Paradoxalement, on revient à une forme de collectivisme sociétal, où l’accent n’est plus mis sur les libertés individuelles, mais sur la contribution de chaque personne à la construction d’un bien commun dans une société correspondant aux normes et valeurs supérieures auto-proclamées. Pour les adeptes de cette vision, y compris les institutions de l’Etat doivent être des instruments au service de cette cause, qui au passage sert bien les intérêts du pouvoir. Ce collectivisme revisité est une mutation idéologique entre un concept marxiste comme la décadence du capitalisme et en général de l’Occident (dépeint comme sans moeurs, sans valeurs) et le nationalisme fleurant l’extrême droite, même quand le parti s’affiche, comme en Roumanie, comme social-démocrate. Le nationalisme roumain actuel n’est qu’une forme de résistance à la civilisation européenne…

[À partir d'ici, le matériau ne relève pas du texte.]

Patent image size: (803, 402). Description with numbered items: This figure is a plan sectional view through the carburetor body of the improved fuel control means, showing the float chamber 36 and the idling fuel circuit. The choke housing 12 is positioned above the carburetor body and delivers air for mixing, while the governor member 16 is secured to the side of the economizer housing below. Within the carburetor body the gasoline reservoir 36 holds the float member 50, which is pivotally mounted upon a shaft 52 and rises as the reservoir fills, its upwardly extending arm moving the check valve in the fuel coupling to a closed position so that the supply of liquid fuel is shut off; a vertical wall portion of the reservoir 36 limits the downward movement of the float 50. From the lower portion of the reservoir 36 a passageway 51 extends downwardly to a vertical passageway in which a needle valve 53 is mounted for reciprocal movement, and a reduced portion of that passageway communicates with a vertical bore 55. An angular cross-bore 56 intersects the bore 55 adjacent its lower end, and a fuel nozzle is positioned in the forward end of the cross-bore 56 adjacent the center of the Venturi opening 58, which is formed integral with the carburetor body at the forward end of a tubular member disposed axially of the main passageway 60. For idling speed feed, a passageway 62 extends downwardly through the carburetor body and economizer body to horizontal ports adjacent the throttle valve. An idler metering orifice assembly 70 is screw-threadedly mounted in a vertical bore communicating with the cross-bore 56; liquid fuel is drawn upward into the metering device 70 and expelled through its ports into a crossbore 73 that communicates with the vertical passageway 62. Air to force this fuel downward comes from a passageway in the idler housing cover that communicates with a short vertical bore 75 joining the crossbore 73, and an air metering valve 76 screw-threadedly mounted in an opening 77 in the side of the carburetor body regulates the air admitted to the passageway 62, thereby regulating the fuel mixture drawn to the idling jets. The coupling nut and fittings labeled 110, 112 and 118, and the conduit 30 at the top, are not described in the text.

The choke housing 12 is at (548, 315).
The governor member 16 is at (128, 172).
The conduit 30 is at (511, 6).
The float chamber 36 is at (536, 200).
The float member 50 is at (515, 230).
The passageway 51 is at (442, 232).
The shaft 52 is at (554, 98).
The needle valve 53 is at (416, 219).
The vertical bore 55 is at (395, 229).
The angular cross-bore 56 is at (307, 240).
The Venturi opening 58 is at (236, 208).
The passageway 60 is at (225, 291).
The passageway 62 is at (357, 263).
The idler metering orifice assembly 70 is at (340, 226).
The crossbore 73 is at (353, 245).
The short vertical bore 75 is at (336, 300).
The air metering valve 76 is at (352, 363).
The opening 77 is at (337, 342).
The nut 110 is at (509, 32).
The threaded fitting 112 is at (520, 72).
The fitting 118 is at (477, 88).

Réitérant, les enjeux de la présidence roumaine dépassent largement la question de faibles compétences de son équipe et ce n’est pas qu’une question cantonnée aux frontières du pays. En fin compte, ce ne serait qu’un mauvais moment à passer. Il s’agit davantage d’enjeux plus vastes de la géopolitique européenne, qui concerne autant la Roumanie que la Belgique, la France que l’Autriche ou la Hongrie. Il est question de la nécessité d’un message fort, à la hauteur des défis de l’unité européenne à l’heure de la multiplication des nationalismes à travers l’Union et aussi sur le plan international, notamment outre-Atlantique ou en Chine. A l’heure de la mutations sociales, politiques et démographiques importantes, la fragmentation de l’espace européen, au nom de ce nationalisme-conservateur, mènerait à l’affaiblissement de ses fondements démocratiques. Les tentations nationalistes de l’Europe de l’Est, assorties à celles des pays occidentaux (Autriche, Italie) conduiraient à des sérieux déséquilibres démocratiques sur le continent. Cette présidence pourrait être une opportunité pour des dirigeants comme Salvini, nouvel ami du pouvoir roumain, de bloquer des discussions sur le budget de l’UE par exemple. Sachant aussi que la Commission européenne lui a renvoyé la copie de son budget national, mais le gouvernement italien ne compte pas changer une ligne. La Présidence assurée par une équipe si faible serait une opportunité en or pour les nationalistes d’utiliser cette tribune inespérée, pour faire passer leurs messages europhobes.
Le rôle accompagnant (lire surveillance des performances) de la Finlande, pays assurant la présidence de l’UE après la Roumaine, semble une mesure de bon sens, pour sauver les meubles. Afin d’éviter que le modèle nationaliste ne fasse encore plus tâche, menaçant l’Union de l’intérieur, par la légitimation de l’illibéralisme dans la vitrine de la Présidence.